The pilgrims sailed the ocean blue with barrels of beer, but when they got to Plymouth Rock, they had a problem.

“They had drunk all the beer. And the captain put them off on the shore and was like, hey good luck. They begged the crew to give them some of their beer, but the ship’s crew was like no, because we want to have enough beer to make it back across the Atlantic," said Pearce. "The pilgrims would have to make their own, but that would be a challenge! They didn’t have barley, which was a grain commonly used to make beer. And they didn’t have hops, which was not only used to flavor, but was also a preservative."

They had to get creative.

“If barley be wanting to make into malt. We shall be contented and think it no fault, for we shall make liquor to sweeten our lips of pumpkins and parsnips and walnut tree chips and other green cornstalks we make our best beer. We put it in barrels to drink all the year," Pearce said, reciting a popular Pilgrim poem .

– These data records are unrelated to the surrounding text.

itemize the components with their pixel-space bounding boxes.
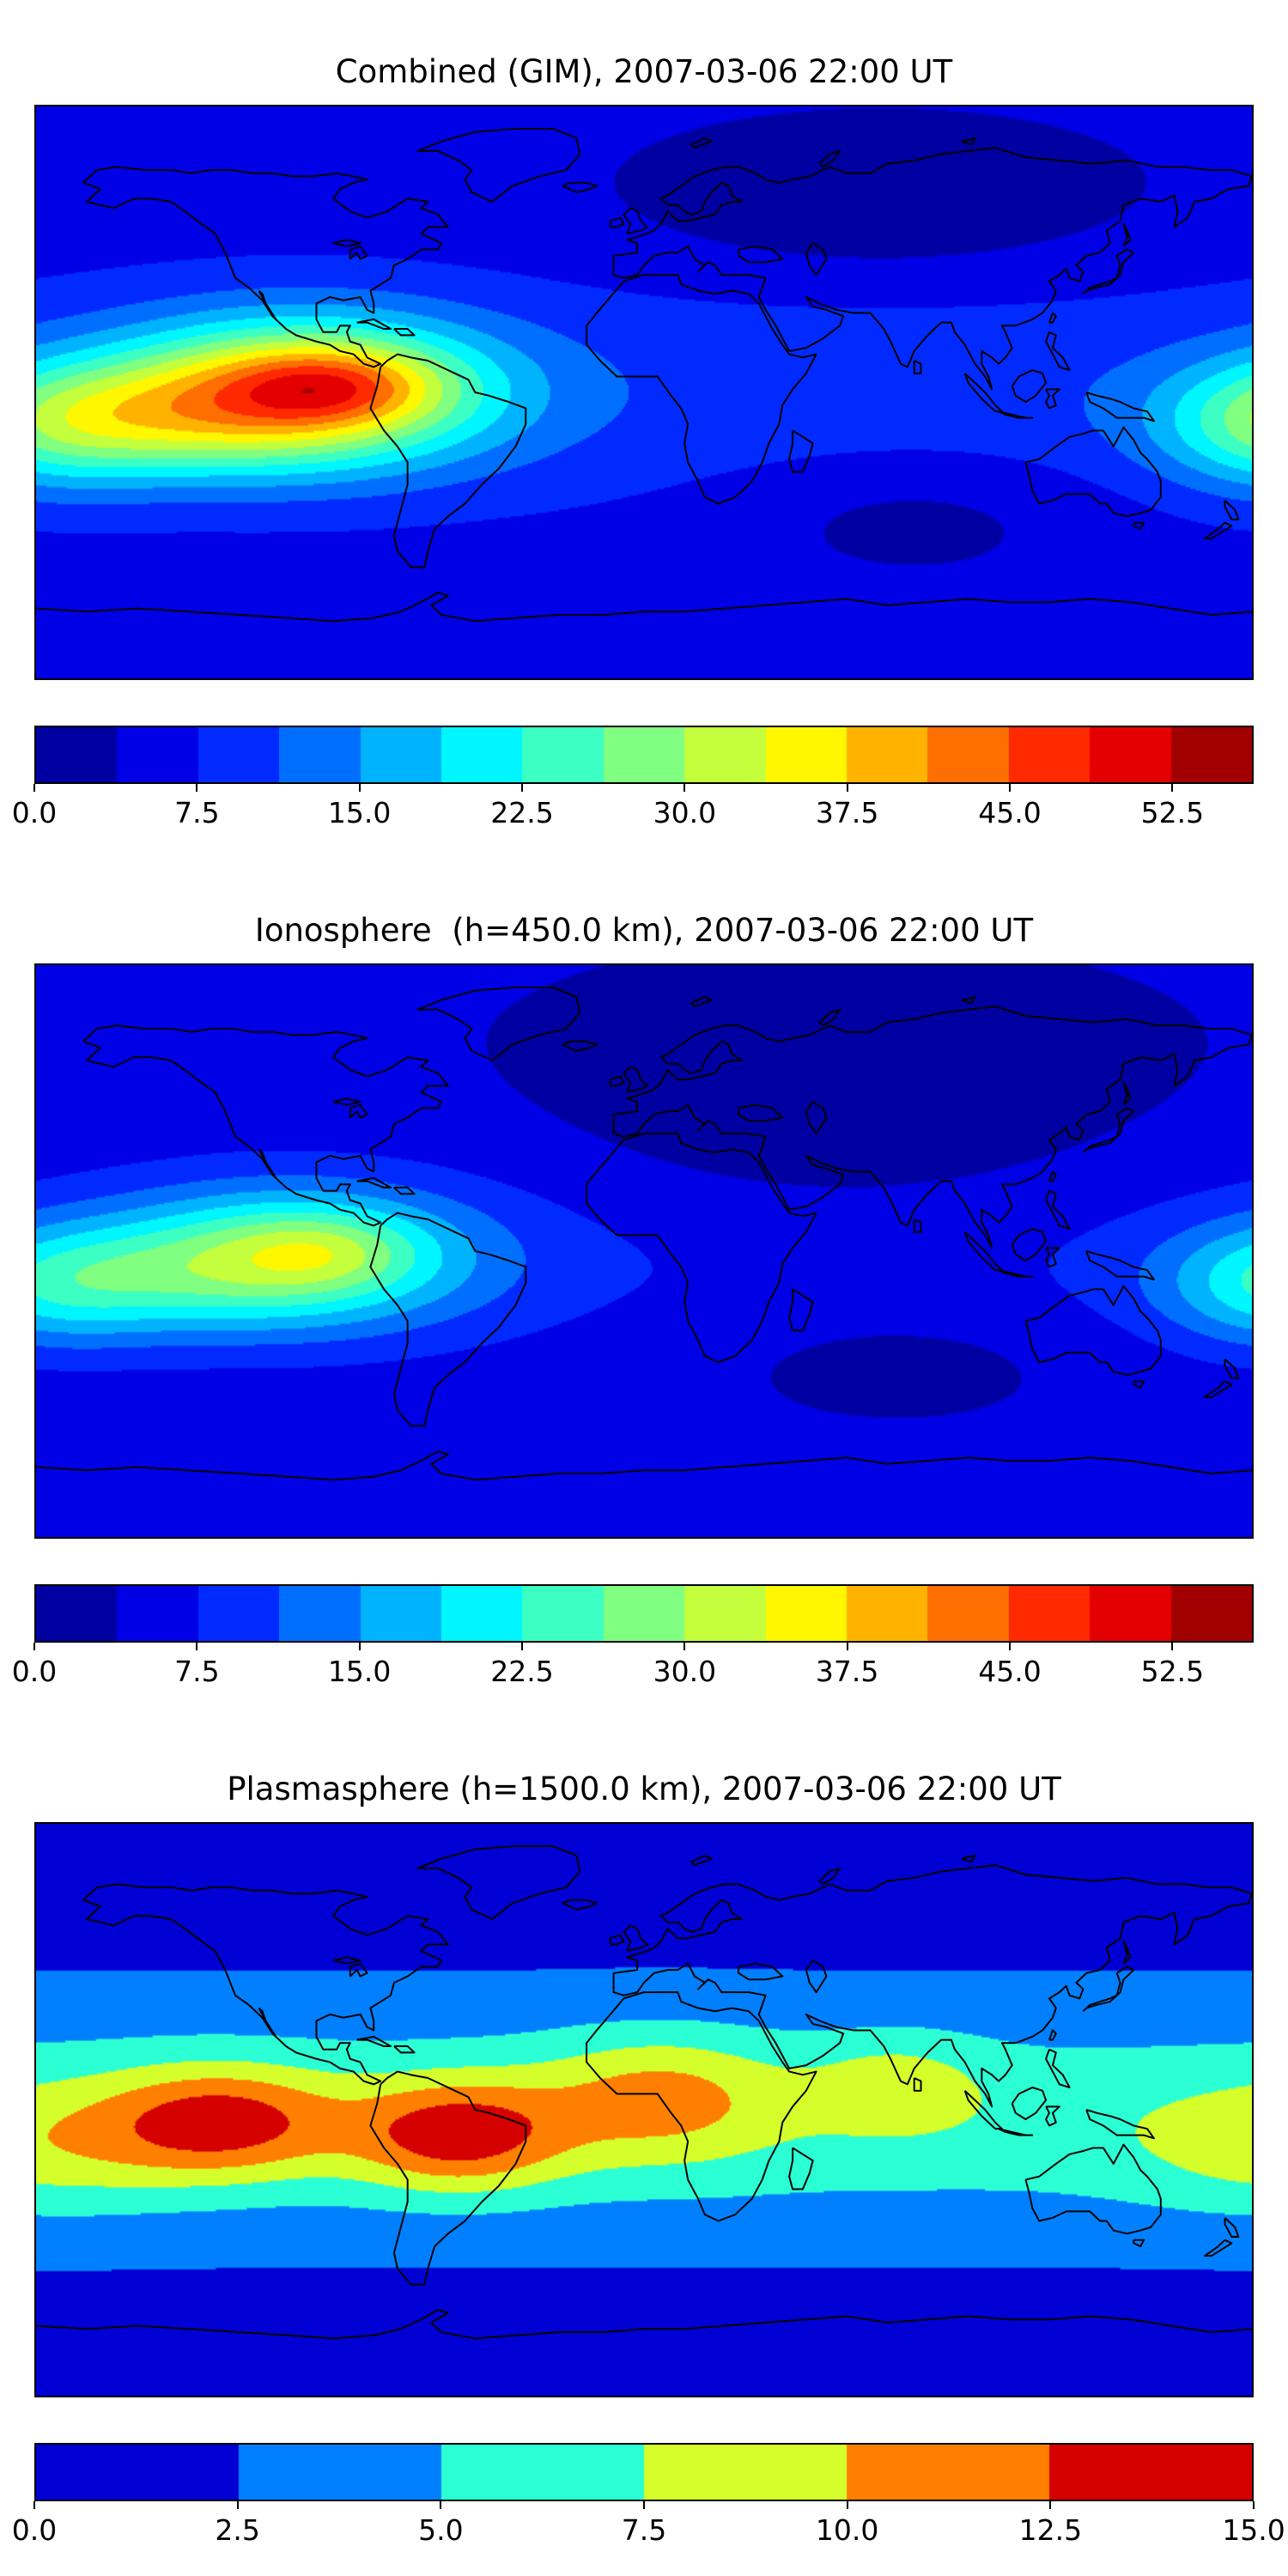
colorbar-tickmark (521, 1643, 523, 1650)
colorbar (34, 1584, 1254, 1643)
colorbar-tickmark (683, 784, 686, 792)
colorbar-tickmark (196, 784, 198, 792)
tec-field-canvas (36, 965, 1252, 1537)
colorbar (34, 726, 1254, 784)
colorbar-tick-label: 0.0 (11, 1655, 58, 1688)
colorbar-tick-label: 22.5 (490, 1655, 554, 1688)
colorbar-tick-label: 5.0 (418, 2513, 464, 2547)
coastline-path (36, 127, 1252, 623)
colorbar-tickmark (1009, 1643, 1011, 1650)
colorbar-tickmark (643, 2501, 645, 2509)
panel-plasmasphere: Plasmasphere (h=1500.0 km), 2007-03-06 2… (0, 1717, 1288, 2576)
colorbar-tickmark (846, 2501, 848, 2509)
colorbar-tickmark (1049, 2501, 1052, 2509)
tec-field-canvas (36, 106, 1252, 678)
colorbar-tickmark (196, 1643, 198, 1650)
colorbar-tick-label: 15.0 (327, 796, 392, 829)
colorbar-tickmark (440, 2501, 442, 2509)
colorbar-tick-label: 22.5 (490, 796, 554, 829)
colorbar (34, 2443, 1254, 2501)
world-map-ionosphere (34, 963, 1254, 1539)
colorbar-tickmark (33, 1643, 35, 1650)
coastline-path (36, 986, 1252, 1481)
colorbar-tickmark (846, 1643, 848, 1650)
colorbar-tick-label: 37.5 (815, 796, 879, 829)
coastlines-overlay (36, 986, 1252, 1481)
colorbar-tickmark (1253, 2501, 1255, 2509)
colorbar-tickmark (521, 784, 523, 792)
colorbar-tick-label: 0.0 (11, 2513, 58, 2547)
world-map-plasmasphere (34, 1822, 1254, 2397)
colorbar-tickmark (358, 1643, 361, 1650)
colorbar-tick-label: 12.5 (1018, 2513, 1083, 2547)
colorbar-canvas (36, 1586, 1252, 1641)
world-map-combined (34, 105, 1254, 680)
panel-title: Combined (GIM), 2007-03-06 22:00 UT (335, 53, 953, 90)
colorbar-tick-label: 15.0 (1222, 2513, 1285, 2547)
panel-title: Plasmasphere (h=1500.0 km), 2007-03-06 2… (227, 1771, 1061, 1807)
colorbar-canvas (36, 2445, 1252, 2500)
colorbar-tickmark (358, 784, 361, 792)
colorbar-tick-label: 45.0 (978, 1655, 1042, 1688)
colorbar-area: 0.0 7.5 15.0 22.5 30.0 37.5 45.0 52.5 (12, 726, 1254, 837)
colorbar-tick-label: 0.0 (11, 796, 58, 829)
colorbar-tick-label: 2.5 (215, 2513, 260, 2547)
colorbar-ticks: 0.0 7.5 15.0 22.5 30.0 37.5 45.0 52.5 (12, 726, 1254, 837)
colorbar-tick-label: 30.0 (653, 796, 717, 829)
colorbar-tick-label: 7.5 (174, 1655, 220, 1688)
colorbar-tickmark (236, 2501, 239, 2509)
colorbar-tickmark (1171, 784, 1174, 792)
colorbar-tickmark (1009, 784, 1011, 792)
colorbar-tickmark (1171, 1643, 1174, 1650)
tec-field-canvas (36, 1824, 1252, 2396)
colorbar-tickmark (33, 784, 35, 792)
colorbar-tick-label: 15.0 (327, 1655, 392, 1688)
panel-combined-gim: Combined (GIM), 2007-03-06 22:00 UT 0.0 7… (0, 0, 1288, 859)
colorbar-ticks: 0.0 2.5 5.0 7.5 10.0 12.5 15.0 (12, 2443, 1285, 2555)
colorbar-tickmark (33, 2501, 35, 2509)
coastlines-overlay (36, 127, 1252, 623)
colorbar-tick-label: 7.5 (621, 2513, 667, 2547)
colorbar-tick-label: 52.5 (1140, 1655, 1205, 1688)
colorbar-tick-label: 52.5 (1140, 796, 1205, 829)
colorbar-tick-label: 7.5 (174, 796, 220, 829)
coastlines-overlay (36, 1844, 1252, 2340)
colorbar-canvas (36, 727, 1252, 782)
colorbar-tickmark (846, 784, 848, 792)
colorbar-tick-label: 45.0 (978, 796, 1042, 829)
coastline-path (36, 1844, 1252, 2340)
colorbar-area: 0.0 7.5 15.0 22.5 30.0 37.5 45.0 52.5 (12, 1584, 1254, 1696)
colorbar-ticks: 0.0 7.5 15.0 22.5 30.0 37.5 45.0 52.5 (12, 1584, 1254, 1696)
panel-title: Ionosphere (h=450.0 km), 2007-03-06 22:0… (254, 912, 1034, 949)
colorbar-area: 0.0 2.5 5.0 7.5 10.0 12.5 15.0 (12, 2443, 1285, 2555)
colorbar-tick-label: 37.5 (815, 1655, 879, 1688)
colorbar-tick-label: 30.0 (653, 1655, 717, 1688)
colorbar-tick-label: 10.0 (815, 2513, 879, 2547)
colorbar-tickmark (683, 1643, 686, 1650)
panel-ionosphere: Ionosphere (h=450.0 km), 2007-03-06 22:0… (0, 859, 1288, 1717)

Those that weren’t a fan of the pumpkin and parsnips beer had another option, though.

"What the pilgrims drank was fermented apple juice, or what we call hard cider. And that’s because it was something they were used to drinking back in England. Cider was very, very popular in Europe and they were lucky – several varieties of apples are native to America," said Pearce.

So if you truly want to drink like the pilgrims, exchange that wine and champagne for cider and beer. Cheers!